THE Global Justice Movement Website

THE Global Justice Movement Website
This is the "Global Justice Movement" (dot org) we refer to in the title of this blog.

Wednesday, February 24, 2016

Focus on the Fed


This is the time of year many Christians celebrate (if that’s the right word) “Lent.”  Lent is a period of forty days (not counting Sundays) preceding Easter, whenever the powers-that-be decide that’s going to be, during which you, well, prepare for Easter.  Generally that means “giving up [fill in the blank] for Lent,” thereby achieving a feeling of immense self-satisfaction and virtue for having “given up” something you’d probably be better off without in the first place.

"Is it virtuous not to want it, or to want it and not take it?"
Obviously, this is a good exercise in character building for anybody.  That’s one reason why so many religions and philosophies teach that self-restraint and willpower are good things, assuming they are directed to proper ends.  For example, a glutton who manages to practice self-denial in matters of food and drink to strengthen his will and incidentally save a little money that can be put to other, more worthy uses, is probably more virtuous than the miser who starves himself in order to accumulate money as an end in itself.
So, whether it’s for religious reasons, or for anything else, “giving up” something as an end in itself or for a less than worthy goal is probably not a good thing.  That’s why Those Who Know advise you not just to give something up, but to do something more, i.e., balance the negative of giving up, with some kind of positive of doing more; it provides “positive reinforcement” to reinforce the negative by helping turn it into a benefit or a good.
"I had my diet.  This is my dinner!"
This is one reason, for example, diet clubs and support groups stress active participation in meetings and events.  The group gives something positive — group moral support and encouragement — to balance the loss or the sacrifice of the individual members.  It’s not that you’re incurring the loss or making the sacrifice in order to get the moral support and encouragement (although in extreme cases it can come to that), but that it makes the struggle easier to bear.
Enough of the philosophy, though.  What we’re interested in is what people can do to advance the Just Third Way.  In social justice terms, it’s not enough for you to be personally virtuous and just.  That’s good, of course, even essential if you want to grow and develop as a human being.  It is not, however, going to change the system into something where it becomes worth our while to be virtuous and just.
Will some people manage to be virtuous even without a justly structured system?  Sure.  But it’s going to cost them.  An employer can pay a fair wage, and go broke because nobody else is doing so and his costs are therefore twice as high as anyone else’s.  A country can mandate complete pacifism, and be conquered by the first warmonger who comes along.  It’s nice to have principles, but nicer if you can live those principles without it costing you your life, your fortune, or your sacred honor.
"I gave up not eating cookies!"
So, what should we add — not just for “Lent,” but for always in order to be socially just instead of merely individually just?  How about the “social” works of mercy — which (per CESJ co-founder Father William J. Ferree’s pamphlet, Introduction to Social Justice) are not large-scale individual works, i.e., meeting material needs, but in focusing in on institutions in order to make it possible for ordinary people to take care of themselves through their own efforts.
Father Ferree’s example is wages — not the best one, but it makes the point.  Social justice does not consist of paying a living wage.  That remains individual justice or charity, regardless how you classify it.  Rather, social justice in that situation consists of making it possible to pay a living wage, not in actually paying it:
Social Justice ≠ Paying a Just Wage
Social Justice = Making It Possible to Pay a Just Wage
"You mean paying a just wage is individual, not social justice?"
A better example is the pro-life movement.

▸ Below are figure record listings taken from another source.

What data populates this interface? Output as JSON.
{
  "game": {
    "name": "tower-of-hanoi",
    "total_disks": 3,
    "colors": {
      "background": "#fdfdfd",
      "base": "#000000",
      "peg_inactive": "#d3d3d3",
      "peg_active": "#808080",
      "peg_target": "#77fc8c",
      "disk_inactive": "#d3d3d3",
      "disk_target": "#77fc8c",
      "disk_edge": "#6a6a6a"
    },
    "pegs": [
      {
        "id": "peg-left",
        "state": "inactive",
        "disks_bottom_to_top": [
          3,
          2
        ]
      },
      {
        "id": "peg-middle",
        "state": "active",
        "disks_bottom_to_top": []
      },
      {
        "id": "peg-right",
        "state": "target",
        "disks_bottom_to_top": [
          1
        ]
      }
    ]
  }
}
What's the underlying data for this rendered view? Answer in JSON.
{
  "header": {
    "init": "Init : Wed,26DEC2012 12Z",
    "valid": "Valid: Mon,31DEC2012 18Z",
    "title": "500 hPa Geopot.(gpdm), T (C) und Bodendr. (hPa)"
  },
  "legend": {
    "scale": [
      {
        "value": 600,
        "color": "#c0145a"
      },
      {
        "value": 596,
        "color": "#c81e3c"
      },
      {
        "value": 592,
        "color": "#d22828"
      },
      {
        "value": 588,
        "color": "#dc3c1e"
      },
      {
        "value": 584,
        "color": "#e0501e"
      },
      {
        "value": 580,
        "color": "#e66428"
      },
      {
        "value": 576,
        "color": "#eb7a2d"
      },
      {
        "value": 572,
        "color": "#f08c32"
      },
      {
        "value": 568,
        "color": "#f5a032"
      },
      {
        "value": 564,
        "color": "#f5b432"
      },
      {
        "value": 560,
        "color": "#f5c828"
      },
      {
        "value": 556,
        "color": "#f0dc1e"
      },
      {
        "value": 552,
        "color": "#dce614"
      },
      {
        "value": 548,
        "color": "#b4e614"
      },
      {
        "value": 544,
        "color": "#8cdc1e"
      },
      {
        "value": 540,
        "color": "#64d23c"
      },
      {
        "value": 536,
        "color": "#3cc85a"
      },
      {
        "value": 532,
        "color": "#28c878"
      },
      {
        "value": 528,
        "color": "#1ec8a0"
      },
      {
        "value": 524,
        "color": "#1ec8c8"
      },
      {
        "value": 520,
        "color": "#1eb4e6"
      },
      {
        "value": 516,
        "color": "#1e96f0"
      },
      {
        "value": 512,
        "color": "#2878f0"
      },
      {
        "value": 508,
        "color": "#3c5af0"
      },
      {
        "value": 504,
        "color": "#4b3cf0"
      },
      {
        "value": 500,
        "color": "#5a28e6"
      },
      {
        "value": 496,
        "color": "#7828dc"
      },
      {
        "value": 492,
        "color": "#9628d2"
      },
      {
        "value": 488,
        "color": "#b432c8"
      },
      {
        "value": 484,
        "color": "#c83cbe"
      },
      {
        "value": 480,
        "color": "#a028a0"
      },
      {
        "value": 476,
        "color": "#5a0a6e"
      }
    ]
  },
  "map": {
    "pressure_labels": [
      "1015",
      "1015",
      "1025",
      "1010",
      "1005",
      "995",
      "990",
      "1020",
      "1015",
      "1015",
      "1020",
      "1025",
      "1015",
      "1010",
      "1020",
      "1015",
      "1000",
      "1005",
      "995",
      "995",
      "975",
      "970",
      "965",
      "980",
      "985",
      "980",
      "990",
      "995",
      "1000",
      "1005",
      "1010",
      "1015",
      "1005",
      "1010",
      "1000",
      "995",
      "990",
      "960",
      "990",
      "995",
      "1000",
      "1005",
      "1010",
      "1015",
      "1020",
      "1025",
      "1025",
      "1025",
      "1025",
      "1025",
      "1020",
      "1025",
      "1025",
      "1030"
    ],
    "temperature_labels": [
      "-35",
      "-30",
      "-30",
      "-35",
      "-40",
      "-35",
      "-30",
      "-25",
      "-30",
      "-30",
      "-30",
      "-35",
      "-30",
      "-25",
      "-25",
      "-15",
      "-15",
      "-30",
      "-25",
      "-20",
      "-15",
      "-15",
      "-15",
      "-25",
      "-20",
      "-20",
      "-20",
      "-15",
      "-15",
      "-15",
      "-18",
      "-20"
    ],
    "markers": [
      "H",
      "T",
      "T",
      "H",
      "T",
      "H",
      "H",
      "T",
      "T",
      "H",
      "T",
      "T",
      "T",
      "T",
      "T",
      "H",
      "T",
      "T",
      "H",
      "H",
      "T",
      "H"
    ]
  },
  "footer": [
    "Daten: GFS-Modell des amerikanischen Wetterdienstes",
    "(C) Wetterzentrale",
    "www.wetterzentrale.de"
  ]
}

It clearly lacks political power. If it did not, then Congress would long ago have taken back its power from the president and the Supreme Court, and reinstated original intent as the correct way of interpreting the Constitution.
Why does the pro-life movement not have political power? Because it does not have economic power. As Daniel Webster pointed out in 1820, “Power naturally and necessarily follows property.”
Frederick Jackson Turner
Americans started losing political power in the late nineteenth century with the closing of the frontier. As Frederick Jackson Turner explained in a paper he delivered at the Columbian Exposition in 1893, “So long as free land exists, the opportunity for a competency exists, and economic power secures political power.” (Frederick Jackson Turner, “The Significance of the Frontier in American History,” Annual Report of the American Historical Association for the Year 1893. Washington: Government Printing Office, 1894, 199.)
It is therefore essential that free land be replaced with some other form of productive asset that ordinary people can own as private property. CESJ proposes a “Capital Homestead Act” to open up the commercial and industrial frontier the way Lincoln’s Homestead Act opened up the land frontier, thereby securing to every child, woman, and man a “competence” and thus political power.
The way to do this is to open up access to productive credit for financially feasible capital projects that can pay for themselves out of future profits. That’s why we plan on (peacefully) demonstrating at the Federal Reserve in DC toward the end of April, on “Earth Day.”  It’s after Lent, and many of us are not even Christian, but so what? Justice is for everyone.